Komunitas Aswaja :: Muktamar Ulama Ahlus Sunnah Wal Jamaah Se-dunia Di Chechnya
Sambutan Pembukaan al-Allamah Syaikh Ali Gomaa Pada Muktamar Ahlussunnah Wal Jamaah Chechnya
Sambutan al-Allamah Syaikh Ali Gomaa Pada Muktamar Ahlussunnah Wal Jamaah Chechnya
Para hadirin sekalian, di hadapan Grand Shaikh Al-Azhar, Imam Ahlussunnah Wal Jamā’ah, saya berkata kepada anda semua:
Assalāmu ‘Alaikum Wr. Wb.
Ahlussunnah Wal Jamā’ah (Aswaja) membedakan antara teks wahyu (Al-Qur’an dan Sunnah), penafsiran dan penerapannya, dalam upaya melakukan tahqīq manāth (memastikan kecocokan sebab hukum pada kejadian) dan takhrīj manāth (memahami sebab hukum). Metodologi inilah yang melahirkan Aswaja.
Aswaja adalah mayoritas umat Islam sepanjang masa dan zaman, sehingga golongan lain menyebut mereka dengan sebutan: “Al-‘Āmmah (orang-orang umum) atau Al-Jumhūr”, karena lebih dari 90% ummat Islam adalah Aswaja.
Mereka mentransmisikan teks wahyu dengan sangat baik, mereka menafsirkannya, menjabarkan yang mujmal (global), kemudian memanifestasikannya dalam kehidupan dunia ini, sehingga mereka memakmurkan bumi dan semua yang berada di atasnya.
Aswaja adalah golongan yang menjadikan hadis Jibrīl yang diriwayatkan oleh Muslim dalam Shahīh-nya, sebagai dalil pembagian pilar agama menjadi tiga: Iman, Islam dan Ihsān, untuk kemudian membagikan ilmu kepada tiga ilmu utama, yaitu: akidah, fikih dan suluk. Setiap imam dari para imam Aswaja telah melaksanakan tugas sesuai bakat yang Allah berikan.
Mereka bukan hanya memahami teks wahyu saja, tapi mereka juga menekankan pentingnya memahami realitas kehidupan. Al-Qarāfī dalam kitab Tamyīz Al-Ahkām menjelaskan: Kita harus memahami realitas kehidupan kita. Karena jika kita mengambil hukum yang ada di dalam kitab-kitab dan serta-merta menerapkannya kepada realitas apapun, tanpa kita pastikan kesesuaian antara sebab hukum dan realitas kejadian, maka kita telah menyesatkan manusia.

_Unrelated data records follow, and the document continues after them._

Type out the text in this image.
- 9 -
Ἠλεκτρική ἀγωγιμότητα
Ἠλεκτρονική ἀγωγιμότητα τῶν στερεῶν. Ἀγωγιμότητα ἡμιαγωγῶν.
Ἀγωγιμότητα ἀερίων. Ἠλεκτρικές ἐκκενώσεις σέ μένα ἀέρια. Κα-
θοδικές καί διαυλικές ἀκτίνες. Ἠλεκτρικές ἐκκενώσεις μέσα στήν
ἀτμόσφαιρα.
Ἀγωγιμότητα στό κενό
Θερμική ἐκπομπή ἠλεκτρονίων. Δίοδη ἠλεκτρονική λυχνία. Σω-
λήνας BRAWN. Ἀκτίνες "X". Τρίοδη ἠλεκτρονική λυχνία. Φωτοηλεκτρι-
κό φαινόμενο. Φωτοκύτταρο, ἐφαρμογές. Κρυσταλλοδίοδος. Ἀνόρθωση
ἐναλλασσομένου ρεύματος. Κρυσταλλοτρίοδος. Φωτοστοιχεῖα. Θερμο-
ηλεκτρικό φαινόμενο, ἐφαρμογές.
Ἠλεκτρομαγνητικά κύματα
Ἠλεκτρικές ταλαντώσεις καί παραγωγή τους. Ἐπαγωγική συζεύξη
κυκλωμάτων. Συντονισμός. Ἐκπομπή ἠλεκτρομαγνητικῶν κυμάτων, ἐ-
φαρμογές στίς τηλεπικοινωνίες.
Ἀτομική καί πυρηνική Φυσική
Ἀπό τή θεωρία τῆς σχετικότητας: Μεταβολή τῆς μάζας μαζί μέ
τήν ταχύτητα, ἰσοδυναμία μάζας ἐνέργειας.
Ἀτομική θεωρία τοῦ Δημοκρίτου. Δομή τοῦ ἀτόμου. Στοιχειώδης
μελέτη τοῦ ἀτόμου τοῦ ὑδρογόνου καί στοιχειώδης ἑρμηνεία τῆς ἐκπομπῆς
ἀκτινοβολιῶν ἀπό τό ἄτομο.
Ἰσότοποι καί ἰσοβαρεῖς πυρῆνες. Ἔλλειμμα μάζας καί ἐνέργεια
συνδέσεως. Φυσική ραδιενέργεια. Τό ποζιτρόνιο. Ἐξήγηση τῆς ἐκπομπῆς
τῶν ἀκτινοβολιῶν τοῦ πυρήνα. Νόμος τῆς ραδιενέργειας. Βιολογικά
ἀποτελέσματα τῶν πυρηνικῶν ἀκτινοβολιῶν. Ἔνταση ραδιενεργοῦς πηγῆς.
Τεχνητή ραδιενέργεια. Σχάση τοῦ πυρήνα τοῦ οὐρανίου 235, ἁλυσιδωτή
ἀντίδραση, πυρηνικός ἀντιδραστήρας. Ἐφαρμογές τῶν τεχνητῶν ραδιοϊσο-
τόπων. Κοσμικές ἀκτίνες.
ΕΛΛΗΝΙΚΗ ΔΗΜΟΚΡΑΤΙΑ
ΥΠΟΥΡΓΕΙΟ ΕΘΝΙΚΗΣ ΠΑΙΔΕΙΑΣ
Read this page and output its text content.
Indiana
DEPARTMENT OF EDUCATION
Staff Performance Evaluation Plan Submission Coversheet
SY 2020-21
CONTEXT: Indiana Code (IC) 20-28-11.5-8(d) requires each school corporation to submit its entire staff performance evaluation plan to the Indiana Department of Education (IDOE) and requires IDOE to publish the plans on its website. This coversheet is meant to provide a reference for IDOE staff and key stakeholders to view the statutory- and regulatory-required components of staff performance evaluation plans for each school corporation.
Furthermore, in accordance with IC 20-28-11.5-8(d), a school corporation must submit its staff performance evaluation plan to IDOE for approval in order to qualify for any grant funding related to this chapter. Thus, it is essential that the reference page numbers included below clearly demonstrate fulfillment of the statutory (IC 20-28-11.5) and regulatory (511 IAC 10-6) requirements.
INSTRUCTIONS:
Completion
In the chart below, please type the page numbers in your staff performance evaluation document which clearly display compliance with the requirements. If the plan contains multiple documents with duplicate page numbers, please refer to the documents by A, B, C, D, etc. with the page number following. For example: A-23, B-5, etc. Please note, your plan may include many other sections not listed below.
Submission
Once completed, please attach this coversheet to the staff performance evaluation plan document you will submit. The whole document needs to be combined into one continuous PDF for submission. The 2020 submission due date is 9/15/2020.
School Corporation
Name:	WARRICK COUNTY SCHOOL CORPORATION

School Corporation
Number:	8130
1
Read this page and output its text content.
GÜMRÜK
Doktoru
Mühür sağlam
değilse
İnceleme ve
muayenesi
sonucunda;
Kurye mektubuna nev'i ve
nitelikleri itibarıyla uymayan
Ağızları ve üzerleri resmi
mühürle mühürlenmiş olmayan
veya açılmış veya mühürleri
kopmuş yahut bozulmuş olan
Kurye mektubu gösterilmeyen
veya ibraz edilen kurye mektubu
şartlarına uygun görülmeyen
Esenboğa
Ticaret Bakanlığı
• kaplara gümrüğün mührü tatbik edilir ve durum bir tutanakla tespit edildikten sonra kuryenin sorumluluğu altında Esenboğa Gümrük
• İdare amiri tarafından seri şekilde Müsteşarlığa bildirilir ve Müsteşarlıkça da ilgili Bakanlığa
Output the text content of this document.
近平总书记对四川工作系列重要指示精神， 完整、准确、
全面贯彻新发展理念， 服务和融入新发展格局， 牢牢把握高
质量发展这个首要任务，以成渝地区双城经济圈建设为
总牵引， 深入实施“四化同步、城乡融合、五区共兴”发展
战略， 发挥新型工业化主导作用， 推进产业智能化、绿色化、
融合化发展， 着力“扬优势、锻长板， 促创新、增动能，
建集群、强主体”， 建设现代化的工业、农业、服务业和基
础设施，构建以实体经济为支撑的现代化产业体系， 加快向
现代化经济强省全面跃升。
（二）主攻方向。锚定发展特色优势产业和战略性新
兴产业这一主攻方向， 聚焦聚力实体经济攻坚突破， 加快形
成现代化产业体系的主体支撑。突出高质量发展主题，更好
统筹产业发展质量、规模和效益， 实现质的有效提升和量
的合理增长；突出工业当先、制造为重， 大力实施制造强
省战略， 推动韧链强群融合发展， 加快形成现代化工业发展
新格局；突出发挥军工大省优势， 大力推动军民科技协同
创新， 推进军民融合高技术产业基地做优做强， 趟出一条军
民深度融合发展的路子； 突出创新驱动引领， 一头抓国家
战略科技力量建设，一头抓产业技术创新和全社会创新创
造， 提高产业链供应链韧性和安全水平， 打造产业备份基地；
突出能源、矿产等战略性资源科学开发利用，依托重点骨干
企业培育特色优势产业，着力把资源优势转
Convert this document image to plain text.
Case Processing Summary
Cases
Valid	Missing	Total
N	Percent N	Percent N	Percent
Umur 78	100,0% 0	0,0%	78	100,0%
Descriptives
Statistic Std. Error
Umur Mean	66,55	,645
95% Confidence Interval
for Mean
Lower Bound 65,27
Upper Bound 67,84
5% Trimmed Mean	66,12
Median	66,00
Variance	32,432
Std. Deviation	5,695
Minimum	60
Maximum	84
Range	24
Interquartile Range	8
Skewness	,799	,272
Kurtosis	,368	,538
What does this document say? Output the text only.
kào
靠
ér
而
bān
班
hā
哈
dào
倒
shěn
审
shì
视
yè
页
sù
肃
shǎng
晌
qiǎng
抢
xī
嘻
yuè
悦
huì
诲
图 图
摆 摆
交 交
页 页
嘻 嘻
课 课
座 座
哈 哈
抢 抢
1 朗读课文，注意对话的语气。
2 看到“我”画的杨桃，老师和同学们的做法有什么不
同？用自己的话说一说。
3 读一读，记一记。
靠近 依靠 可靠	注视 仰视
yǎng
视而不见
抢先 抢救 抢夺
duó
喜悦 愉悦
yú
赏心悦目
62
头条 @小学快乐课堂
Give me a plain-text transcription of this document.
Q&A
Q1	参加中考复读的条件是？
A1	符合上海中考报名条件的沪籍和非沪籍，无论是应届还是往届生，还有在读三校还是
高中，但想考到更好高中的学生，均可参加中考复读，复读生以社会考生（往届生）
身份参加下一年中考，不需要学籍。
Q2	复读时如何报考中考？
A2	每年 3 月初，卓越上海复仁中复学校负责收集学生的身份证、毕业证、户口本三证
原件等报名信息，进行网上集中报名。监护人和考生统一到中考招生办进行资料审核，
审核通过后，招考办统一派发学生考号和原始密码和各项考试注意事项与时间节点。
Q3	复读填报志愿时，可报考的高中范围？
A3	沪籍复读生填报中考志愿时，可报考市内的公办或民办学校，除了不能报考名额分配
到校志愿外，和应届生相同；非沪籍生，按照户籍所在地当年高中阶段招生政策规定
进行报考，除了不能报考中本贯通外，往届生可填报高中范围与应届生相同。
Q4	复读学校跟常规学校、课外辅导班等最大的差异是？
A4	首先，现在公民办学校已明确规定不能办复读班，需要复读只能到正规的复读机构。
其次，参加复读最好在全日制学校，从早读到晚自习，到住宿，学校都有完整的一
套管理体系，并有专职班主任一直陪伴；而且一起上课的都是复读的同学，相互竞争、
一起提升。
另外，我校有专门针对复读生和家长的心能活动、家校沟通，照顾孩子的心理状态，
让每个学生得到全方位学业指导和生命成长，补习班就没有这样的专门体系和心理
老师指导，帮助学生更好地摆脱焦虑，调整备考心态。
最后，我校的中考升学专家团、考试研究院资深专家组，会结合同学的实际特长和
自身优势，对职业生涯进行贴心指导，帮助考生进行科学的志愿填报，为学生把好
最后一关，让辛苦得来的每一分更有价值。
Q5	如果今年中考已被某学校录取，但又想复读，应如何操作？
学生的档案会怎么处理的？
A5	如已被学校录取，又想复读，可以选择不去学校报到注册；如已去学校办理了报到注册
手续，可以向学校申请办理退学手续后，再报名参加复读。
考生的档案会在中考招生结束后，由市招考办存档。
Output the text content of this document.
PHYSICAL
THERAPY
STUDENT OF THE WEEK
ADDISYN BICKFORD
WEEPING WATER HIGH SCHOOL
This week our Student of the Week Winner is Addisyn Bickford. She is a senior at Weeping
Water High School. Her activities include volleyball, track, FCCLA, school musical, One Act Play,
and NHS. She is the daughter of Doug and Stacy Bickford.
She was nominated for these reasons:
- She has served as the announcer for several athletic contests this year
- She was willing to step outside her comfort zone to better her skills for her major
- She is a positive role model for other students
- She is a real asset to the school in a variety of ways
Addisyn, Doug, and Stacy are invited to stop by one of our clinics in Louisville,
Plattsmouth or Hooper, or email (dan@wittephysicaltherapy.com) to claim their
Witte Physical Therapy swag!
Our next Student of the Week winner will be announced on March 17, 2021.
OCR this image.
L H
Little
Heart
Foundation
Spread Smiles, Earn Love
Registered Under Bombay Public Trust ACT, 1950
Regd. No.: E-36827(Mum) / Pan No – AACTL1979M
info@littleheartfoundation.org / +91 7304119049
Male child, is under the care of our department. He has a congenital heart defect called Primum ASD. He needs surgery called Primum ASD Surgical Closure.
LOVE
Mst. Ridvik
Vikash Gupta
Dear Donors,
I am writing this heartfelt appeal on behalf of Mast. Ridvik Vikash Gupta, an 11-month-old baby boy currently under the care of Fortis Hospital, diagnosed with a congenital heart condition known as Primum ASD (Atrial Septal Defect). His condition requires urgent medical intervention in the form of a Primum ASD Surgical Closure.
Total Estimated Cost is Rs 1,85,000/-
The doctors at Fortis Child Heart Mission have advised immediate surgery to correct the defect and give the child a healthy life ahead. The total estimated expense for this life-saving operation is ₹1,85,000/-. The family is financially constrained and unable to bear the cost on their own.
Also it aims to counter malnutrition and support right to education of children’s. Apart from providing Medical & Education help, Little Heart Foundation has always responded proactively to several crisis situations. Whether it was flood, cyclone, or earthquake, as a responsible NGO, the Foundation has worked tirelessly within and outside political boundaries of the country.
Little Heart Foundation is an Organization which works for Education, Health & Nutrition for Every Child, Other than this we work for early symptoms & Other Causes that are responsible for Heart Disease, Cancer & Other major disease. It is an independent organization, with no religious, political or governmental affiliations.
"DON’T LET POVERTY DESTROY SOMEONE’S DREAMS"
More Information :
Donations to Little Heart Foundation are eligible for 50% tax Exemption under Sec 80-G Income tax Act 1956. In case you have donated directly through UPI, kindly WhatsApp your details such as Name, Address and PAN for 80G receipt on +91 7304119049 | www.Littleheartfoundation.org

Disamping memahami teks wahyu dan memahami realitas, Aswaja juga menambahkan unsur penting ketiga, yaitu tata cara memanifestasikan atau menerapkan teks wahyu yang absolut kepada realitas kejadian yang bersifat relatif. Semua ini ditulis dengan jelas oleh mereka, dan ini juga yang dijalankan hingga saat ini. Segala puji hanya bagi Allah yang karena anugerah-Nya semua hal baik menjadi sempurna.
Inilah yang tidak dimiliki oleh kelompok-kelompak radikal. Mereka tidak memahami teks wahyu. Mereka meyakini bahwa semua yang terlintas di benak mereka adalah kebenaran yang wajib mereka ikuti dengan patuh. Mereka tidak memahami realitas kehidupan. Mereka juga tidak memiliki metode dalam menerapkan teks wahyu pada tataran realitas. Karena itu mereka sesat dan menyesatkan, seperti yang imam Al-Qarāfī jelaskan.
Aswaja tidak mengafirkan siapapun, kecuali orang yang mengakui bahwa ia telah keluar dari Islam, juga orang yang keluar dari barisan ummat Islam. Aswaja tidak pernah mengafirkan orang yang shalat menghadap kiblat. Aswaja tidak pernah menggiring manusia untuk mencari kekuasaan, menumpahkan darah, dan tidak pula mengikuti syahwat birahi (yang haram).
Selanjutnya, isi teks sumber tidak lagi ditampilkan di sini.